Story and photos by David F. Ashton
Ten years ago, much of Johnson Creek was little more than a sludge-filled, weed-choked, 26-mile-long drainage ditch running from Gresham to Milwaukie, where it dumped into the Willamette River.
But, thanks to the dedication of the hundreds of Johnson Creek Watershed Council (JCWC) volunteers, this waterway is one of the last free-flowing streams in Portland, supporting several salmon species as well as an incredible variety of wildlife.
The JCWC’s annual meeting luncheon was held at Reed College this year on May 17 at 11:30am. The event showcased the organization’s successful partnerships, projects, and community investment in Johnson Creek.
The envelope, please‚
In addition to the keynote speech by Kim Stafford and presentation of the groups Annual Report, many volunteers and supporters were honored. We spoke with two of four award winners.

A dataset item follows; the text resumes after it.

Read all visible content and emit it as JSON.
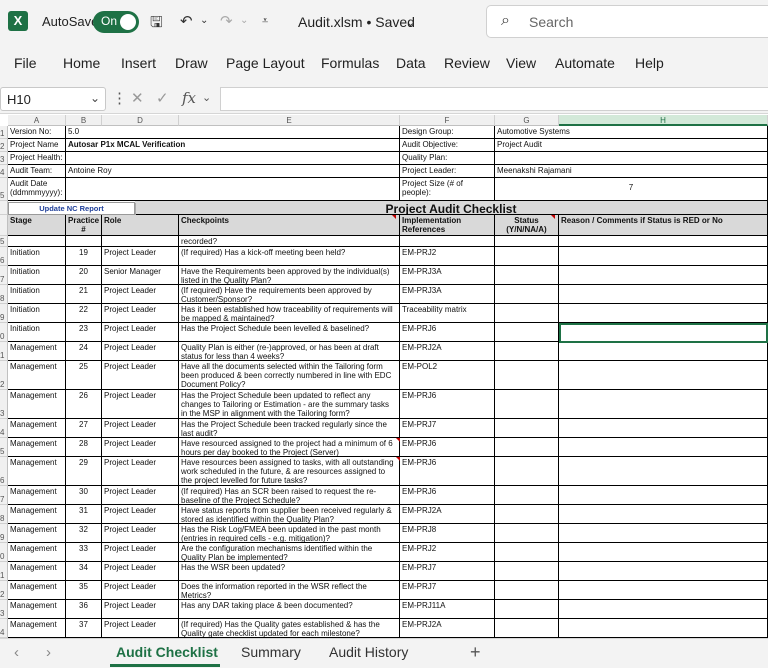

The Youth Group Award went to Stacey Barber’s David Douglas High School class who “adopted” the creek-side Bundy Nature Park.
“We’ve planted over 500 plants along the Springwater Corridor,” Barber told us at the event. “Part of our class requires community service work. But our students realize if we don’t protect our natural resources now, they won’t survive to be enjoyed by later generations.”
Their projected centered on the “Bundy Park” area in outer SE Portland, in the shadow of Powell Butte.
Amanda Krekow, a David Douglas junior, accepted the award with Barber. “I especially like pulling ivy. Oregon is such a beautiful place. If we don’t keep it green and clean, no one else will be able enjoy it. I want to keep being able to walk in nature.”
Sharon and Gary Klein accept the JCWC Individual Award from the organization’s executive director, Michelle Bussard.
The Individual Award was presented to Gary and Sharon Klein. “For the last five years, I’ve been their ‘tool guy’,” Gary explained. “I keep the tools in order, fixing broken tools, cleaning gloves and buying manual labor tools when they need them. If Johnson Creek doesn’t survive, and eventually thrive, it is bad for all of us. It is kind of an ‘ecological pulse’ of or area.”
The council’s accomplishments
Michelle Bussard, executive director of JCWC shared some of her organization’s many accomplishments with us as she helped prepare for their annual event in Kuhl Auditorium.
“This year, we spotted spawning Coho salmon in Crystal Springs. This is really nothing short of magic,” Bussard said. “And, we’re working with more and more private property owners who are improving their creek side stream stewardship practices.”
The list of projects and accomplishments filled a booklet she showed us. “But, this is the work of a lifetime; the work of generations. We have so much more to do. Won’t you join us?”